Jones Soda Co. (the Company) (NASDAQ: JSDA), a leader in the premium soda category and known for its unique branding and innovative marketing, today announced results for the second quarter ended June 30, 2010. The Company reported a net loss of $1.6 million, or ($0.06) per share, for the quarter ended June 30, 2010, a decrease of 21% from the second quarter 2009 net loss of $2.0 million, or ($0.07) per share. “We are in the process of overhauling our sales organization and bringing in proven leadership to strengthen our wholesale and retail execution. This will support our core brands at retail and we believe will lead to important market share gains in the future,” commented William Meissner, President & Chief Executive Officer. “Equally important, we are also pleased to report that our cash position increased versus the prior quarter, making it the first time in 13 quarters that we increased our cash balance. This increase does not include the $1.1 million raised in conjunction with our first draw down on the equity line that closed in July 2010.” Second Quarter Review – Comparison of Quarters ended June 30, 2010 and June 30, 2009
Revenue decreased 28% to $5.4 million for the quarter ended June 30, 2010, compared to $7.5 million in the second quarter of 2009.
Gross profit decreased to $1.3 million for the quarter ended June 30, 2010, compared to $2.1 million in the corresponding period a year ago.
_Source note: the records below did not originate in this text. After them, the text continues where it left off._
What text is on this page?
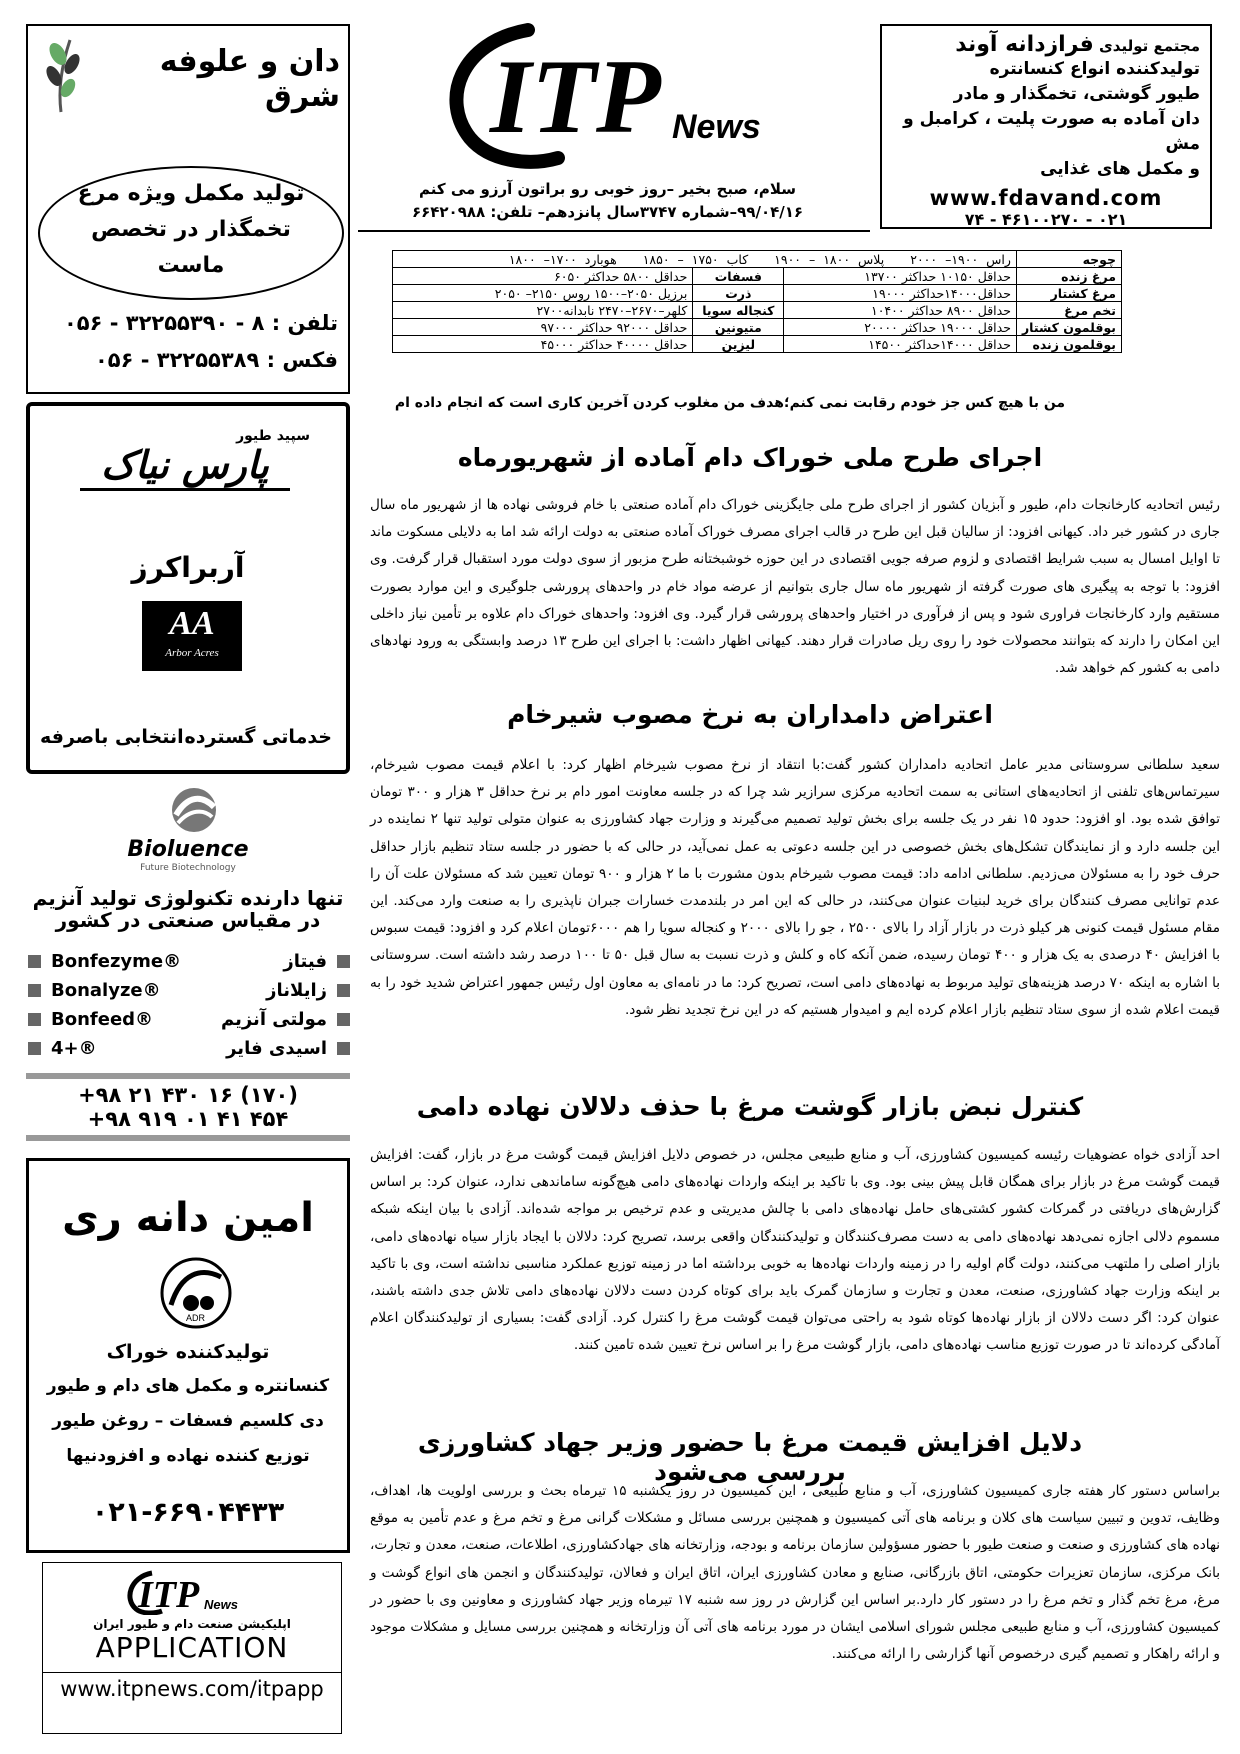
مجتمع تولیدی فرازدانه آوند
تولیدکننده انواع کنسانتره
طیور گوشتی، تخمگذار و مادر
دان آماده به صورت پلیت ، کرامبل و مش
و مکمل های غذایی
www.fdavand.com
۰۲۱ - ۴۶۱۰۰۲۷۰ - ۷۴
ITP News
سلام، صبح بخیر –روز خوبی رو براتون آرزو می کنم
۹۹/۰۴/۱۶–شماره ۳۷۴۷سال پانزدهم– تلفن: ۶۶۴۲۰۹۸۸
چوجه	راس ۱۹۰۰– ۲۰۰۰پلاس ۱۸۰۰ – ۱۹۰۰کاب ۱۷۵۰ – ۱۸۵۰هوبارد ۱۷۰۰– ۱۸۰۰		
مرغ زنده	حداقل ۱۰۱۵۰ حداکثر ۱۳۷۰۰	فسفات	حداقل ۵۸۰۰ حداکثر ۶۰۵۰
مرغ کشتار	حداقل۱۴۰۰۰حداکثر ۱۹۰۰۰	ذرت	برزیل ۲۰۵۰–۱۵۰۰ روس ۲۱۵۰– ۲۰۵۰
تخم مرغ	حداقل ۸۹۰۰ حداکثر ۱۰۴۰۰	کنجاله سویا	کلهر–۲۶۷۰–۲۴۷۰ نابدانه۲۷۰۰
بوقلمون کشتار	حداقل ۱۹۰۰۰ حداکثر ۲۰۰۰۰	متیونین	حداقل ۹۲۰۰۰ حداکثر ۹۷۰۰۰
بوقلمون زنده	حداقل ۱۴۰۰۰حداکثر ۱۴۵۰۰	لیزین	حداقل ۴۰۰۰۰ حداکثر ۴۵۰۰۰
من با هیچ کس جز خودم رقابت نمی کنم؛هدف من مغلوب کردن آخرین کاری است که انجام داده ام
دان و علوفه شرق
تولید مکمل ویژه مرغ
تخمگذار در تخصص
ماست
تلفن : ۸ - ۳۲۲۵۵۳۹۰ - ۰۵۶
فکس : ۳۲۲۵۵۳۸۹ - ۰۵۶
سپید طیور
پارس نیاک
آربراکرز
AA
Arbor Acres
خدماتی گسترده
انتخابی باصرفه
Bioluence
Future Biotechnology
تنها دارنده تکنولوژی تولید آنزیم
در مقیاس صنعتی در کشور
Bonfezyme®	فیتاز
Bonalyze®	زایلاناز
Bonfeed®	مولتی آنزیم
4+®	اسیدی فایر
+۹۸ ۲۱ ۴۳۰ ۱۶ (۱۷۰)
+۹۸ ۹۱۹ ۰۱ ۴۱ ۴۵۴
امین دانه ری
ADR
تولیدکننده خوراک
کنسانتره و مکمل های دام و طیور
دی کلسیم فسفات – روغن طیور
توزیع کننده نهاده و افزودنیها
۰۲۱-۶۶۹۰۴۴۳۳
ITP News
اپلیکیشن صنعت دام و طیور ایران
APPLICATION
www.itpnews.com/itpapp
اجرای طرح ملی خوراک دام آماده از شهریورماه
رئیس اتحادیه کارخانجات دام، طیور و آبزیان کشور از اجرای طرح ملی جایگزینی خوراک دام آماده صنعتی با خام فروشی نهاده ها از شهریور ماه سال جاری در کشور خبر داد. کیهانی افزود: از سالیان قبل این طرح در قالب اجرای مصرف خوراک آماده صنعتی به دولت ارائه شد اما به دلایلی مسکوت ماند تا اوایل امسال به سبب شرایط اقتصادی و لزوم صرفه جویی اقتصادی در این حوزه خوشبختانه طرح مزبور از سوی دولت مورد استقبال قرار گرفت. وی افزود: با توجه به پیگیری های صورت گرفته از شهریور ماه سال جاری بتوانیم از عرضه مواد خام در واحدهای پرورشی جلوگیری و این موارد بصورت مستقیم وارد کارخانجات فراوری شود و پس از فرآوری در اختیار واحدهای پرورشی قرار گیرد. وی افزود: واحدهای خوراک دام علاوه بر تأمین نیاز داخلی این امکان را دارند که بتوانند محصولات خود را روی ریل صادرات قرار دهند. کیهانی اظهار داشت: با اجرای این طرح ۱۳ درصد وابستگی به ورود نهادهای دامی به کشور کم خواهد شد.
اعتراض دامداران به نرخ مصوب شیرخام
سعید سلطانی سروستانی مدیر عامل اتحادیه دامداران کشور گفت:با انتقاد از نرخ مصوب شیرخام اظهار کرد: با اعلام قیمت مصوب شیرخام، سیرتماس‌های تلفنی از اتحادیه‌های استانی به سمت اتحادیه مرکزی سرازیر شد چرا که در جلسه معاونت امور دام بر نرخ حداقل ۳ هزار و ۳۰۰ تومان توافق شده بود. او افزود: حدود ۱۵ نفر در یک جلسه برای بخش تولید تصمیم می‌گیرند و وزارت جهاد کشاورزی به عنوان متولی تولید تنها ۲ نماینده در این جلسه دارد و از نمایندگان تشکل‌های بخش خصوصی در این جلسه دعوتی به عمل نمی‌آید، در حالی که با حضور در جلسه ستاد تنظیم بازار حداقل حرف خود را به مسئولان می‌زدیم. سلطانی ادامه داد: قیمت مصوب شیرخام بدون مشورت با ما ۲ هزار و ۹۰۰ تومان تعیین شد که مسئولان علت آن را عدم توانایی مصرف کنندگان برای خرید لبنیات عنوان می‌کنند، در حالی که این امر در بلندمدت خسارات جبران ناپذیری را به صنعت وارد می‌کند. این مقام مسئول قیمت کنونی هر کیلو ذرت در بازار آزاد را بالای ۲۵۰۰ ، جو را بالای ۲۰۰۰ و کنجاله سویا را هم ۶۰۰۰تومان اعلام کرد و افزود: قیمت سبوس با افزایش ۴۰ درصدی به یک هزار و ۴۰۰ تومان رسیده، ضمن آنکه کاه و کلش و ذرت نسبت به سال قبل ۵۰ تا ۱۰۰ درصد رشد داشته است. سروستانی با اشاره به اینکه ۷۰ درصد هزینه‌های تولید مربوط به نهاده‌های دامی است، تصریح کرد: ما در نامه‌ای به معاون اول رئیس جمهور اعتراض شدید خود را به قیمت اعلام شده از سوی ستاد تنظیم بازار اعلام کرده ایم و امیدوار هستیم که در این نرخ تجدید نظر شود.
کنترل نبض بازار گوشت مرغ با حذف دلالان نهاده دامی
احد آزادی خواه عضوهیات رئیسه کمیسیون کشاورزی، آب و منابع طبیعی مجلس، در خصوص دلایل افزایش قیمت گوشت مرغ در بازار، گفت: افزایش قیمت گوشت مرغ در بازار برای همگان قابل پیش بینی بود. وی با تاکید بر اینکه واردات نهاده‌های دامی هیچ‌گونه ساماندهی ندارد، عنوان کرد: بر اساس گزارش‌های دریافتی در گمرکات کشور کشتی‌های حامل نهاده‌های دامی با چالش مدیریتی و عدم ترخیص بر مواجه شده‌اند. آزادی با بیان اینکه شبکه مسموم دلالی اجازه نمی‌دهد نهاده‌های دامی به دست مصرف‌کنندگان و تولیدکنندگان واقعی برسد، تصریح کرد: دلالان با ایجاد بازار سیاه نهاده‌های دامی، بازار اصلی را ملتهب می‌کنند، دولت گام اولیه را در زمینه واردات نهاده‌ها به خوبی برداشته اما در زمینه توزیع عملکرد مناسبی نداشته است، وی با تاکید بر اینکه وزارت جهاد کشاورزی، صنعت، معدن و تجارت و سازمان گمرک باید برای کوتاه کردن دست دلالان نهاده‌های دامی تلاش جدی داشته باشند، عنوان کرد: اگر دست دلالان از بازار نهاده‌ها کوتاه شود به راحتی می‌توان قیمت گوشت مرغ را کنترل کرد. آزادی گفت: بسیاری از تولیدکنندگان اعلام آمادگی کرده‌اند تا در صورت توزیع مناسب نهاده‌های دامی، بازار گوشت مرغ را بر اساس نرخ تعیین شده تامین کنند.
دلایل افزایش قیمت مرغ با حضور وزیر جهاد کشاورزی بررسی می‌شود
براساس دستور کار هفته جاری کمیسیون کشاورزی، آب و منابع طبیعی ، این کمیسیون در روز یکشنبه ۱۵ تیرماه بحث و بررسی اولویت ها، اهداف، وظایف، تدوین و تبیین سیاست های کلان و برنامه های آتی کمیسیون و همچنین بررسی مسائل و مشکلات گرانی مرغ و تخم مرغ و عدم تأمین به موقع نهاده های کشاورزی و صنعت و صنعت طیور با حضور مسؤولین سازمان برنامه و بودجه، وزارتخانه های جهادکشاورزی، اطلاعات، صنعت، معدن و تجارت، بانک مرکزی، سازمان تعزیرات حکومتی، اتاق بازرگانی، صنایع و معادن کشاورزی ایران، اتاق ایران و فعالان، تولیدکنندگان و انجمن های انواع گوشت و مرغ، مرغ تخم گذار و تخم مرغ را در دستور کار دارد.بر اساس این گزارش در روز سه شنبه ۱۷ تیرماه وزیر جهاد کشاورزی و معاونین وی با حضور در کمیسیون کشاورزی، آب و منابع طبیعی مجلس شورای اسلامی ایشان در مورد برنامه های آتی آن وزارتخانه و همچنین بررسی مسایل و مشکلات موجود و ارائه راهکار و تصمیم گیری درخصوص آنها گزارشی را ارائه می‌کنند.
The second quarter 2010 included an additional write-down of excess GABA inventory totaling $178,000. For the quarter ended June 30, 2010, gross profit as a percentage of revenue decreased to 24.1%, compared to 27.5% in the second quarter of 2009.
Operating expenses decreased 29% to $2.8 million, compared to the corresponding period a year ago, and were benefited by cost containment measures including the reductions in workforce enacted during 2009. Offsetting this decrease was a charge to write-off assets as the result of our termination of our sponsorship agreement with the Seattle Seahawks.
Cash provided by operations during the quarter was $6,000 versus cash used in operations of $1.0 million during the prior year period.
Balance Sheet As of June 30, 2010, the Company had cash and cash equivalents of approximately $2.5 million and working capital of $6.3 million. Cash provided by operations during the quarter ended June 30, 2010 totaled $6,000. As of June 30, 2010, inventories were $3.4 million compared to $3.7 million as of December 31, 2009.